There is growing discomfort with the death penalty in America which crosses confessional and political lines. It is an issue where the political party labels have lost what little value they might have ever had. However, some Democrats and Republicans seem to be "out-toughing" one another on this issue.

It is more than ironic that some political liberals or progressives who oppose the death penalty fail to see the extraordinary duplicity in their approach to inflicting it upon children in the womb.

For example, some in the left wing of the civil rights community, like the Reverend Jesse Jackson, really know the complete hypocrisy of such an approach. He was formerly an ardent opponent of making procured abortion legal, until his political ambitions blinded him to the cry of the ones whom Mother Teresa called the "poorest of the poor", children in the womb.

There are political conservatives who suffer from compassion confusion. They oppose the execution of innocent children in the womb but support the execution of convicted felons outside of it, without any reservation. On their right flank are libertarians who support both kinds of execution, though not all libertarians do.

I am addressing my fellow Catholics who oppose both abortion and capital punishment, but fail to make the vital distinction necessary in explaining this opposition. This difference matters. The different moral grounds I have discussed for the Church's opposition to the death penalty and her opposition to abortion are much more than semantics.

The child in the womb is our innocent neighbor in the first home of the whole human race. Medical science confirms what our consciences long ago attested to: there is no justification for taking innocent life.

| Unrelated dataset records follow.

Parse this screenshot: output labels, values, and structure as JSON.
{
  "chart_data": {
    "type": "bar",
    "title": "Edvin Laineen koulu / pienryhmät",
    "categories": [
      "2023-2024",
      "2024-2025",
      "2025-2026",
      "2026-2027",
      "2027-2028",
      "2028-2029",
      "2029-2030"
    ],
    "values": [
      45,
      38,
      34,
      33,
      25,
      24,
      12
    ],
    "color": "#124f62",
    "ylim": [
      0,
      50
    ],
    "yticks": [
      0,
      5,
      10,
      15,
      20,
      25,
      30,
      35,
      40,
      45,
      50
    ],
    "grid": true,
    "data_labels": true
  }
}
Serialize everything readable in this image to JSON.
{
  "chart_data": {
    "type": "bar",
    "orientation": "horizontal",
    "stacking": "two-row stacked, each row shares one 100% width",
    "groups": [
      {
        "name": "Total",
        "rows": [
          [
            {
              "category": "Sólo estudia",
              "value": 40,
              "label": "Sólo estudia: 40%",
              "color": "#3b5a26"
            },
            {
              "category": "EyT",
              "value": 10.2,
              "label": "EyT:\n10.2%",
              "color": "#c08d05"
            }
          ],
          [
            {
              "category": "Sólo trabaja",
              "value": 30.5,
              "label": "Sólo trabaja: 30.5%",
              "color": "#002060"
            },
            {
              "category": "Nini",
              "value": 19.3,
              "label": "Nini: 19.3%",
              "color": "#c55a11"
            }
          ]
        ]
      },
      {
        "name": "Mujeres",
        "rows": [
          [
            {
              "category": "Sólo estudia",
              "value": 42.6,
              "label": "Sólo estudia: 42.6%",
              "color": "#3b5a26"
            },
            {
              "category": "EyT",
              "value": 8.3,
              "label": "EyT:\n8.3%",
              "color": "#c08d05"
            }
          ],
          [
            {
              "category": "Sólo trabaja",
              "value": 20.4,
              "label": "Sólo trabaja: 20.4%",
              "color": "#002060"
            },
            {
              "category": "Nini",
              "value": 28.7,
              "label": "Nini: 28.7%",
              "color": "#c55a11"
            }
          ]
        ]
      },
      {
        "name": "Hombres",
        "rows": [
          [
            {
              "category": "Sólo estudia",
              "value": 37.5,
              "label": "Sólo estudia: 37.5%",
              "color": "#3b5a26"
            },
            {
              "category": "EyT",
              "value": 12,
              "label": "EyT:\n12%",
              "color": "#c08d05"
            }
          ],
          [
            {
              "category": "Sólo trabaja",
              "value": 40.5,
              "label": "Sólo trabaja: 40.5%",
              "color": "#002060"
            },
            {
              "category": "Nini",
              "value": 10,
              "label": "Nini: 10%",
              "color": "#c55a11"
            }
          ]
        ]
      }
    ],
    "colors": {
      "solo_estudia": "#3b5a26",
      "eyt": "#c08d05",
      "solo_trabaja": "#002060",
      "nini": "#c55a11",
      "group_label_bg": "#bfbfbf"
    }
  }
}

Defending the fundamental human right to life of children in the womb is not simply a religious position. It is a fundamental human rights position.

The natural moral law, written on every human heart and knowable through the exercise of reason, affirms this undeniable truth. Some still pretend to hide behind the Orwellian new-speak of the rhetoric of choice – but even they know that taking innocent human life is never a right choice. We surgically operate on our neighbors in the womb. We send their beautiful photos around on social media. We write scholarly articles about the value of playing music to them and speaking words of warmth over their first home while we await their arrival.

Finally, there is no comparison between how procured abortions and capital executions are committed. The heinous and evil way in which our youngest neighbors are executed far exceeds the barbarism displayed by capital punishment.

There was a joint editorial from America magazine, the National Catholic Register, the National Catholic Reporter, and Our Sunday Visitor on March 15, 2015. They stood together in opposition to the death penalty. I suggest it is time for another editorial from the four, and opened up to more signers, rejecting procured abortion as always and everywhere wrong and calling for an immediate end to the legal execution of children in the womb.

It is time for a national discussion of the death penalty for many reasons. However, it is long past time to end legalized procured abortion. It is time to end the death penalty for the innocent in the womb and the guilty in the prison system.